Porque fue un caroreño del mismo temple batallador y fraterno que Chío Zubillaga encarnó al servicio de las mejores causas de su terruño y de Venezuela.
Y regresé al tiempo de cuando por mi rotundo fracaso para impedir la renuncia del arqueólogo Luis Molina como director del Museo de Quíbor, propuse a las autoridades de Fundacultura contratar a Juan José para suplirlo, lo que fue aceptado en una afortunada decisión, aunque venía apenas saliendo de las aulas universitarias donde había optado al título de antropólogo, cumplidos brillantemente todos los requisitos académicos y defendido una tesis de grado, asociado con Otilia Rosas González, dedicada al estudio del Origen del latifundio caroreño (1900 – 1948), en el cual se evidencia su profundo interés no sólo por los problemas de su solar nativo sino de lo que fue y es fundamental para el integral desarrollo social y económico de los venezolanos: la tenencia de la tierra no en unas pocas manos sino al servicio de las mayorías nacionales, esas tierras de las que el latifundismo criollo despojó desde los pesarosos tiempos coloniales iniciados en el siglo XVI, impidiendo que las mayorías empobrecidas del país pudieran obtener los recursos primarios para la subsistencia y encima someterlos a la más cruel explotación y vida de miserias sin esperanzas de redención.

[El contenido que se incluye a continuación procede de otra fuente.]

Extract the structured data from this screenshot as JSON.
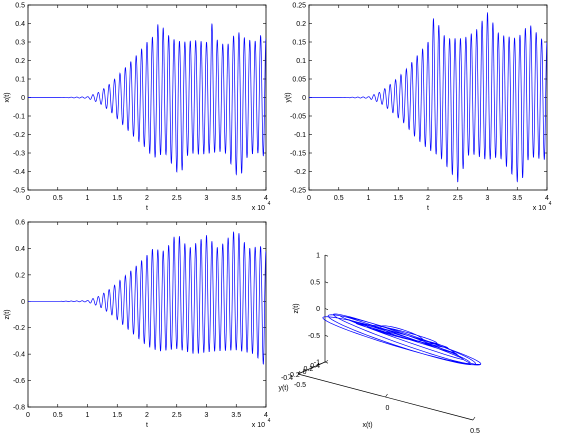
{
  "colors": {
    "line": "#0000ff",
    "axes": "#000000",
    "background": "#ffffff"
  },
  "chart_data": [
    {
      "type": "line",
      "xlabel": "t",
      "ylabel": "x(t)",
      "x_multiplier": "x 10",
      "x_multiplier_exp": "4",
      "xlim": [
        0,
        4
      ],
      "ylim": [
        -0.5,
        0.5
      ],
      "x_ticks": [
        "0",
        "0.5",
        "1",
        "1.5",
        "2",
        "2.5",
        "3",
        "3.5",
        "4"
      ],
      "y_ticks": [
        "0.5",
        "0.4",
        "0.3",
        "0.2",
        "0.1",
        "0",
        "-0.1",
        "-0.2",
        "-0.3",
        "-0.4",
        "-0.5"
      ],
      "signal": {
        "onset": 0.55,
        "bands": 80,
        "peak_cycles": 44
      },
      "series": [
        {
          "values": [
            {
              "x": 0.0,
              "y": 0.0
            },
            {
              "x": 0.5,
              "y": 0.0
            },
            {
              "x": 1.0,
              "y": 0.004
            },
            {
              "x": 1.2,
              "y": 0.03
            },
            {
              "x": 1.4,
              "y": 0.08
            },
            {
              "x": 1.6,
              "y": 0.15
            },
            {
              "x": 1.8,
              "y": 0.22
            },
            {
              "x": 2.0,
              "y": 0.3
            },
            {
              "x": 2.1,
              "y": 0.33
            },
            {
              "x": 2.2,
              "y": 0.41
            },
            {
              "x": 2.4,
              "y": 0.32
            },
            {
              "x": 2.6,
              "y": 0.3
            },
            {
              "x": 2.8,
              "y": 0.31
            },
            {
              "x": 3.0,
              "y": 0.3
            },
            {
              "x": 3.1,
              "y": 0.41
            },
            {
              "x": 3.2,
              "y": 0.29
            },
            {
              "x": 3.4,
              "y": 0.29
            },
            {
              "x": 3.5,
              "y": 0.37
            },
            {
              "x": 3.6,
              "y": 0.33
            },
            {
              "x": 3.8,
              "y": 0.3
            },
            {
              "x": 3.95,
              "y": 0.35
            },
            {
              "x": 4.0,
              "y": 0.32
            }
          ]
        }
      ],
      "lower": [
        {
          "x": 0.0,
          "y": 0.0
        },
        {
          "x": 0.5,
          "y": 0.0
        },
        {
          "x": 1.0,
          "y": -0.004
        },
        {
          "x": 1.2,
          "y": -0.03
        },
        {
          "x": 1.4,
          "y": -0.08
        },
        {
          "x": 1.6,
          "y": -0.15
        },
        {
          "x": 1.8,
          "y": -0.22
        },
        {
          "x": 2.0,
          "y": -0.28
        },
        {
          "x": 2.1,
          "y": -0.33
        },
        {
          "x": 2.3,
          "y": -0.3
        },
        {
          "x": 2.55,
          "y": -0.43
        },
        {
          "x": 2.7,
          "y": -0.3
        },
        {
          "x": 2.9,
          "y": -0.31
        },
        {
          "x": 3.1,
          "y": -0.3
        },
        {
          "x": 3.3,
          "y": -0.29
        },
        {
          "x": 3.55,
          "y": -0.45
        },
        {
          "x": 3.7,
          "y": -0.31
        },
        {
          "x": 3.9,
          "y": -0.3
        },
        {
          "x": 4.0,
          "y": -0.33
        }
      ]
    },
    {
      "type": "line",
      "xlabel": "t",
      "ylabel": "y(t)",
      "x_multiplier": "x 10",
      "x_multiplier_exp": "4",
      "xlim": [
        0,
        4
      ],
      "ylim": [
        -0.25,
        0.25
      ],
      "x_ticks": [
        "0",
        "0.5",
        "1",
        "1.5",
        "2",
        "2.5",
        "3",
        "3.5",
        "4"
      ],
      "y_ticks": [
        "0.25",
        "0.2",
        "0.15",
        "0.1",
        "0.05",
        "0",
        "-0.05",
        "-0.1",
        "-0.15",
        "-0.2",
        "-0.25"
      ],
      "signal": {
        "onset": 0.55,
        "bands": 80,
        "peak_cycles": 44
      },
      "series": [
        {
          "values": [
            {
              "x": 0.0,
              "y": 0.0
            },
            {
              "x": 0.5,
              "y": 0.0
            },
            {
              "x": 1.0,
              "y": 0.002
            },
            {
              "x": 1.2,
              "y": 0.015
            },
            {
              "x": 1.4,
              "y": 0.04
            },
            {
              "x": 1.6,
              "y": 0.07
            },
            {
              "x": 1.8,
              "y": 0.11
            },
            {
              "x": 2.0,
              "y": 0.15
            },
            {
              "x": 2.1,
              "y": 0.22
            },
            {
              "x": 2.3,
              "y": 0.16
            },
            {
              "x": 2.6,
              "y": 0.16
            },
            {
              "x": 2.8,
              "y": 0.18
            },
            {
              "x": 3.0,
              "y": 0.23
            },
            {
              "x": 3.2,
              "y": 0.17
            },
            {
              "x": 3.5,
              "y": 0.16
            },
            {
              "x": 3.7,
              "y": 0.2
            },
            {
              "x": 3.9,
              "y": 0.16
            },
            {
              "x": 4.0,
              "y": 0.15
            }
          ]
        }
      ],
      "lower": [
        {
          "x": 0.0,
          "y": 0.0
        },
        {
          "x": 0.5,
          "y": 0.0
        },
        {
          "x": 1.0,
          "y": -0.002
        },
        {
          "x": 1.2,
          "y": -0.015
        },
        {
          "x": 1.4,
          "y": -0.04
        },
        {
          "x": 1.6,
          "y": -0.07
        },
        {
          "x": 1.8,
          "y": -0.11
        },
        {
          "x": 2.0,
          "y": -0.14
        },
        {
          "x": 2.2,
          "y": -0.16
        },
        {
          "x": 2.5,
          "y": -0.23
        },
        {
          "x": 2.7,
          "y": -0.15
        },
        {
          "x": 3.0,
          "y": -0.17
        },
        {
          "x": 3.2,
          "y": -0.16
        },
        {
          "x": 3.55,
          "y": -0.24
        },
        {
          "x": 3.7,
          "y": -0.16
        },
        {
          "x": 4.0,
          "y": -0.17
        }
      ]
    },
    {
      "type": "line",
      "xlabel": "t",
      "ylabel": "z(t)",
      "x_multiplier": "x 10",
      "x_multiplier_exp": "4",
      "xlim": [
        0,
        4
      ],
      "ylim": [
        -0.8,
        0.6
      ],
      "x_ticks": [
        "0",
        "0.5",
        "1",
        "1.5",
        "2",
        "2.5",
        "3",
        "3.5",
        "4"
      ],
      "y_ticks": [
        "0.6",
        "0.4",
        "0.2",
        "0",
        "-0.2",
        "-0.4",
        "-0.6",
        "-0.8"
      ],
      "signal": {
        "onset": 0.55,
        "bands": 80,
        "peak_cycles": 44
      },
      "series": [
        {
          "values": [
            {
              "x": 0.0,
              "y": 0.0
            },
            {
              "x": 0.5,
              "y": 0.0
            },
            {
              "x": 1.0,
              "y": 0.005
            },
            {
              "x": 1.2,
              "y": 0.04
            },
            {
              "x": 1.4,
              "y": 0.1
            },
            {
              "x": 1.6,
              "y": 0.18
            },
            {
              "x": 1.8,
              "y": 0.26
            },
            {
              "x": 2.0,
              "y": 0.35
            },
            {
              "x": 2.1,
              "y": 0.4
            },
            {
              "x": 2.3,
              "y": 0.38
            },
            {
              "x": 2.5,
              "y": 0.52
            },
            {
              "x": 2.7,
              "y": 0.4
            },
            {
              "x": 3.0,
              "y": 0.5
            },
            {
              "x": 3.2,
              "y": 0.4
            },
            {
              "x": 3.5,
              "y": 0.55
            },
            {
              "x": 3.7,
              "y": 0.4
            },
            {
              "x": 3.9,
              "y": 0.42
            },
            {
              "x": 4.0,
              "y": 0.38
            }
          ]
        }
      ],
      "lower": [
        {
          "x": 0.0,
          "y": 0.0
        },
        {
          "x": 0.5,
          "y": 0.0
        },
        {
          "x": 1.0,
          "y": -0.005
        },
        {
          "x": 1.2,
          "y": -0.04
        },
        {
          "x": 1.4,
          "y": -0.1
        },
        {
          "x": 1.6,
          "y": -0.18
        },
        {
          "x": 1.8,
          "y": -0.26
        },
        {
          "x": 2.0,
          "y": -0.34
        },
        {
          "x": 2.2,
          "y": -0.38
        },
        {
          "x": 2.5,
          "y": -0.36
        },
        {
          "x": 2.8,
          "y": -0.4
        },
        {
          "x": 3.1,
          "y": -0.38
        },
        {
          "x": 3.5,
          "y": -0.37
        },
        {
          "x": 3.8,
          "y": -0.4
        },
        {
          "x": 4.0,
          "y": -0.5
        }
      ]
    },
    {
      "type": "line",
      "subtype": "3d-trajectory",
      "xlabel": "x(t)",
      "ylabel": "y(t)",
      "zlabel": "z(t)",
      "xlim": [
        -0.5,
        0.5
      ],
      "ylim": [
        -0.4,
        0.4
      ],
      "zlim": [
        -1,
        1
      ],
      "x_ticks": [
        "-0.5",
        "0",
        "0.5"
      ],
      "y_ticks": [
        "0.4",
        "0.2",
        "0",
        "-0.2",
        "-0.4"
      ],
      "z_ticks": [
        "1",
        "0.5",
        "0",
        "-0.5",
        "-1"
      ],
      "orbits": [
        {
          "rx": 0.12,
          "ry": 0.05,
          "cz": 0.1
        },
        {
          "rx": 0.2,
          "ry": 0.08,
          "cz": 0.08
        },
        {
          "rx": 0.26,
          "ry": 0.11,
          "cz": 0.06
        },
        {
          "rx": 0.31,
          "ry": 0.13,
          "cz": 0.04
        },
        {
          "rx": 0.35,
          "ry": 0.15,
          "cz": 0.02
        },
        {
          "rx": 0.39,
          "ry": 0.17,
          "cz": 0.0
        },
        {
          "rx": 0.42,
          "ry": 0.19,
          "cz": -0.02
        },
        {
          "rx": 0.45,
          "ry": 0.2,
          "cz": -0.04
        }
      ]
    }
  ]
}
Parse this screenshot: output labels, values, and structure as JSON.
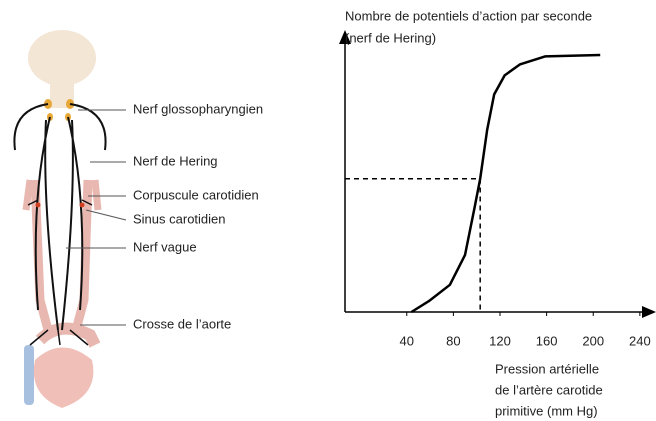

¡Qué fortuna fue que Juan José se encargara de nuestro principal museo arqueológico, armado únicamente de su dedicación al trabajo, a descubrir los secretos maravillosos ocultos en el seno de la tierra larense!
¡Qué bueno fue que llegara así, recién graduado, sin prejuicios, con su alma limpia, con la pureza de su indoblegable voluntad, con plena capacidad para la investigación, con fuerza propia para la búsqueda de las huellas milenarias de los antiguos pobladores del semiárido larense!
¡Y qué bueno que, además de toda esa meritoria labor, dispuso de tiempo para la lucha social, para la organización comunitaria, para la difusión de ideas de avanzada, para la comunicación de masas, para ampliar los espacios físicos del museo, para publicar un importante boletín científico donde se recogieron innumerables trabajos de investigación!
Y para hacer una maestría y concluir su doctorado, disciplina académica superior que jamás lo envaneció, seguramente aplicando aquel apotegma socrático de que mientras más se sabe, más se conoce cuánto falta por conocer.
¡Qué maravilloso privilegio el de quienes disfrutamos de su amistad, sus saberes, sus apoyos! ¡Si no hubiera sido el meritísimo director del Museo de Quíbor, si no hubiera realizado ninguna de las innumerables tareas que llevó a cabo, si no hubiera hecho el trabajo intelectual para el que se preparó ampliamente, le hubiera bastado ser simplemente ese amigo, ese hermano, ese hijo, ese padre generoso que fue, sin medida ni condiciones!
Ahora el querido hermano menor, volvió a su tierra nativa, a su cobijo eterno, y desde allí seguramente no dejará, con su ejemplo y obra vital, continuar siendo ejemplo y guía para las generaciones del presente y del futuro en la noble tarea de construir una patria nueva, generosa e independiente como él.